Your answer to "objective popularity" is only slightly different from common knowledge, and it has the same properties of being fundamentally observer-dependent. Ask some Greens and some Blues separately "is X popular?" where X is a politician, and you get two very different results. Similarly, "possible joke #3852 is funny" is true for one audience, false for another. "The Sun goes around the Earth" is true for a bunch of hunter-gatherers, false for a group of astronomers. Wait, wait, what? "true for some group" i.e. observer-dependence of the answer-generating process.

Compare the alternative. If someone sticks to "either the question is ill-posed, or the answer must be observer-independent" a bit too strictly, they will end up either concluding that popularity is a wrong concept and doesn't exist, or falling into the mind projection fallacy and concluding that there must be a little "is-popular" label attached to people.

From The simple truth:

“Frankly, I’m not entirely sure myself where this ‘reality’ business comes from.
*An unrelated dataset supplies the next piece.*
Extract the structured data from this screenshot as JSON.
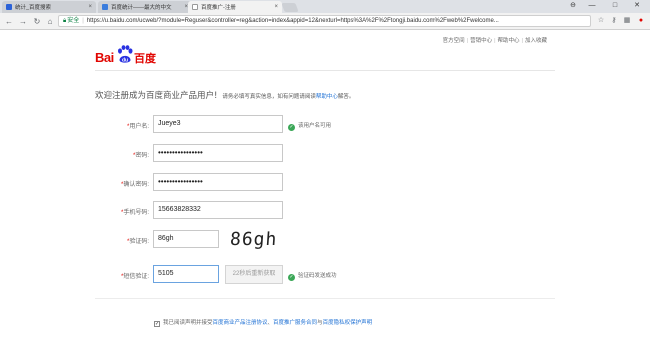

I can’t create my own reality in the lab, so I must not understand it yet. But occasionally I believe strongly that something is going to happen, and then something else happens instead. I need a name for whatever-it-is that determines my experimental results, so I call it ‘reality’. This ‘reality’ is somehow separate from even my very best hypotheses. Even when I have a simple hypothesis, strongly supported by all the evidence I know, sometimes I’m still surprised. So I need different names for the thingies that determine my predictions and the thingy that determines my experimental results. I call the former thingies ‘belief’, and the latter thingy ‘reality’.”

If for whatever reason someone builds their epistemology around popularity as a prototypical use-case, they will necessarily make experimental results dependent on peoples' expectations in some way. They will say, using the words from the quote, that ‘reality’ is literally made out of ‘belief’.

I was hoping to compress the description of behaviors that are otherwise baffling (surprising, difficult to explain, high-entropy) but common.

  • Garden-variety believers of various woo (homeopathy, religion, etc.) and the observation that their beliefs apparently don't control their anticipation too much;
  • academic postmodernists saying "reality is socially constructed" and "different things are true to different groups of people";
  • that even in front of "serious" people who look like they should really know better (e.g. on job interviews) the usual advice is to show confidence and never say "I don't know", because to a large degree the setting works like a BS-generator-test;
  • the people who talk about "decolonizing science", vaguely treat it as a conspiracy, and try to insult it by calling it things that carry negative affect in their culture.

The particular claim you quoted is that, since in the anti-epistemology it is assumed that statements don't refer to anything, there is no difference between e.g. "being an astrologer" and "successfully pretending to be an astrologer". People go up to you, ask "why did I stub my toe yesterday?", you say "ah, it happened because mercury is retrograde and Jupiter is in the house of Gemini", and if they think you sounded like what an astrologer is supposed to sound like, they walk away feeling satisfied but without having learned anything.